Lima menit berlalu, tapi ia hanya diam, aku belum membuka suaraku sebelum ia membuka percakapan, tapi, sampai mie yang aku nikmati sudah habis hampir separo, ia tak kembali berbicara.

"Ada apa?" tanyaku. 

Ia menoleh dan aku hanya dapat jawaban berupa gelengan kepala. Aku tak apa dia seperti itu, sudah biasa, tapi, aku jadi terpikir kalau misalkan yang di sebelahku ini bukan dia, melainkan makhluk lain. 

"Aku ingin menikmati menit-menit sebelum hari ulang tahunku, dengan tenang"  katanya. 

Ah lega sekali, ternyata dia bukan setan.

30 menit berlalu sejak kami berdua menghabiskan makanan kami, hingga tetes terakhir. Aku yakin dia sekarang sedang memejamkan mata, sambil berharap sesuatu yang besar di usianya yang semakin bertambah. 

"Bolehkah aku bertanya?" tanyaku dengan hati-hati. 

Ia menjawab dengan anggukan semata. 

"Apakah kamu berharap sesuatu?" sambungku. 

Kali ini bukan ia yang akan menjadi pendengar, melainkan aku. 

Katanya, ia mendambakan kehidupan remaja yang indah, mendapat peringkat 1 di kelas dan tidak perlu dibandingkan dengan orang lain. Ia berharap bahwa ia akan dipandang mampu meskipun posisinya tidak jauh di bawah ekspektasi orang-orang. Ia berharap ia berani mengungkapkan apa yang ia mau dan menghargai perasaannya. Ia berharap pada akhirnya tau di mana letak awal kesalahan dalam hidupnya. Ia berharap ia bisa belajar dari sesuatu, meskipun bukan dari hal yang baik dan yang terpenting adalah ia berharap tidak pernah bertemu dengan laki-laki dalam hal romantis.

“Memangnya kenapa dengan laki-laki?” kutanya. 

Dia tak pernah membicarakan hal ini denganku sebelumnya, mungkin selama ini dia pendam sendiri.

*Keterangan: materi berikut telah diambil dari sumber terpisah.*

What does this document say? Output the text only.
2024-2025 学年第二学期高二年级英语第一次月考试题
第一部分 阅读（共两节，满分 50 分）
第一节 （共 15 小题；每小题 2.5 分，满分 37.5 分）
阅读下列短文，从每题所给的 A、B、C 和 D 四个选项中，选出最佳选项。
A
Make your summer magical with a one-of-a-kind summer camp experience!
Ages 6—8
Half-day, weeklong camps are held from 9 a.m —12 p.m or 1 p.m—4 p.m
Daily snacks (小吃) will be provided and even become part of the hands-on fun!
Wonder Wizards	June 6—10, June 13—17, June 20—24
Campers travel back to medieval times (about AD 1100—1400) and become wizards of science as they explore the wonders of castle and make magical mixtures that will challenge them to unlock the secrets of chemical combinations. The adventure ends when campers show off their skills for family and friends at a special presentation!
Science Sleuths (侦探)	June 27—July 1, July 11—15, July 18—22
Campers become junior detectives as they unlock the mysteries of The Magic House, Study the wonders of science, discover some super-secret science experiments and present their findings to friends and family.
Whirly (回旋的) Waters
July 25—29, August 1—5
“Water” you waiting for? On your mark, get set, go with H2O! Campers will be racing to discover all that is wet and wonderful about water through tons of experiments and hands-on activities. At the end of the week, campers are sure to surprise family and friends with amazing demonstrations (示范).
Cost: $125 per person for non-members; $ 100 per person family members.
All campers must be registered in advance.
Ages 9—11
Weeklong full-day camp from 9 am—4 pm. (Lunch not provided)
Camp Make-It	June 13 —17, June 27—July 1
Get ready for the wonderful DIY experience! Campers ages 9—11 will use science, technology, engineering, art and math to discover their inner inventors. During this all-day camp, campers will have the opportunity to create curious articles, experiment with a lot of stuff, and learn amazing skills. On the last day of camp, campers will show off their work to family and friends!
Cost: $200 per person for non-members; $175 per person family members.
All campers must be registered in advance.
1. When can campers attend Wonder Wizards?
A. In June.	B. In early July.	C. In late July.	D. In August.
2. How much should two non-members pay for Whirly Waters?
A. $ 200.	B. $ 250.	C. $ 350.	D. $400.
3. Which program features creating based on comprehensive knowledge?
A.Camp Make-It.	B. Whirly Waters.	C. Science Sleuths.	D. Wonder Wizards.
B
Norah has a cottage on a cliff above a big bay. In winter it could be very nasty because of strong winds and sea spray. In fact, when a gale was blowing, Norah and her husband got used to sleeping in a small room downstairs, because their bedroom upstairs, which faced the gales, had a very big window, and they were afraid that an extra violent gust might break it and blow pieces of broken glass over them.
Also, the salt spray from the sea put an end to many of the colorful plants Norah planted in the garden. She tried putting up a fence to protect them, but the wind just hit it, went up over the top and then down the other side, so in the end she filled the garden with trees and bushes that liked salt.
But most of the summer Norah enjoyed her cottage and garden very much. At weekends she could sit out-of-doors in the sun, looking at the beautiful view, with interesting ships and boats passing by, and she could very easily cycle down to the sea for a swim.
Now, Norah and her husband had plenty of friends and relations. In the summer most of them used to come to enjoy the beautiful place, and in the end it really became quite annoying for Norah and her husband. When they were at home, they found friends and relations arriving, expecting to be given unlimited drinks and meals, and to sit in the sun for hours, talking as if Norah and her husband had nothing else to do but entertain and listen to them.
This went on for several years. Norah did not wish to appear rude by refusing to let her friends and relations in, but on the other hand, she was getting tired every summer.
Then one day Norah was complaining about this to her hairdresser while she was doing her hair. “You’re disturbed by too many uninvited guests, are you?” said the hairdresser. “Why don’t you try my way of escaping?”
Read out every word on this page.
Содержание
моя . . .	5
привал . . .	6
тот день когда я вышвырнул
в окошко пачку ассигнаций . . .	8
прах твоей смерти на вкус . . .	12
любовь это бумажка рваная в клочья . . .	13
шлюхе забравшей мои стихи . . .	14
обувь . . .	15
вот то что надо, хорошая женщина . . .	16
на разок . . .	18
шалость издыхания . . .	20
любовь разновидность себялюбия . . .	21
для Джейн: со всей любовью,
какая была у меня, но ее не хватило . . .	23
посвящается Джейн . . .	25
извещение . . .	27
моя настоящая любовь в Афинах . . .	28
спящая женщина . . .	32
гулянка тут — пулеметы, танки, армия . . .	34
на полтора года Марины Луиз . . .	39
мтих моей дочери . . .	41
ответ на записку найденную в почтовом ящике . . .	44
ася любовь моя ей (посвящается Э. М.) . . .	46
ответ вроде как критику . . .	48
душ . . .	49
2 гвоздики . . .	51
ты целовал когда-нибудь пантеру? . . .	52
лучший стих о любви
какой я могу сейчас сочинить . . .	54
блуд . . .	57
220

Dia suka menjadi tak terbaca, membuat batas dengan orang lain, seolah-olah ingin menghilang dari dunia ketika dikunjungi suatu masalah. Dia tidak pernah berani menghadapi masalah, dia memilih jalan pintas dengan kabur begitu saja. Akhirnya masalah itu hanya tertunda dan terpendam, tak pernah benar-benar terselesaikan.

Pada awalnya aku benar-benar ingin menyerah dan selesai, tapi, dalam perjalanannya aku mulai memiliki banyak harapan. Aku mulai menantikan hari esok dengan malam yang penuh pikiran tentang kamu. Menantikan sudut di mana kamu muncul secara tidak terduga. Atau mungkin hanya menantikan satu kalimat yang kamu kirim di penghujung malam. Kemudian, aku selalu berharap waktu bersamamu menjadi lebih panjang, sampai akhirnya aku tidak puas. Aku ingin selalu mendengar kabarmu, mendengar cerita apapun darimu.

Aku juga punya banyak cerita membosankan untuk kamu tanyakan, yang selalu aku bilang tidak penting, hingga kamu minta beberapa kali untuk kuceritakan saja. Kamu jadi orang pertama yang aku pikirkan ketika aku butuh untuk didengarkan dan aku ingin kamu selalu siap untuk menanggapi ceritaku atau sekadar menjawab pertanyaan sepele dariku. Benar kata orang, manusia tidak pernah puas. Sekarang, aku malah bergantung padamu.

Ia mengatakan hal itu dengan raut wajah yang tak bisa ditebak, senang lalu sedih, dan sekarang lebih mirip dengan wajah orang yang sedang kebingungan. Ia tidak yakin dengan segala harapan yang ia langitkan sendiri, meskipun ia yakin Tuhan mampu menjawab harapannya, namun, yang jadi masalahnya adalah ia bahkan tak terbayang bisa melunasi harapannya sendiri. Sama seperti harapan yang pernah ia gantungkan kepada seseorang. Yang akhirnya hanya sekedar harapan belaka, karena tak ada lagi waktu yang lebih panjang untuk hal-hal seperti itu.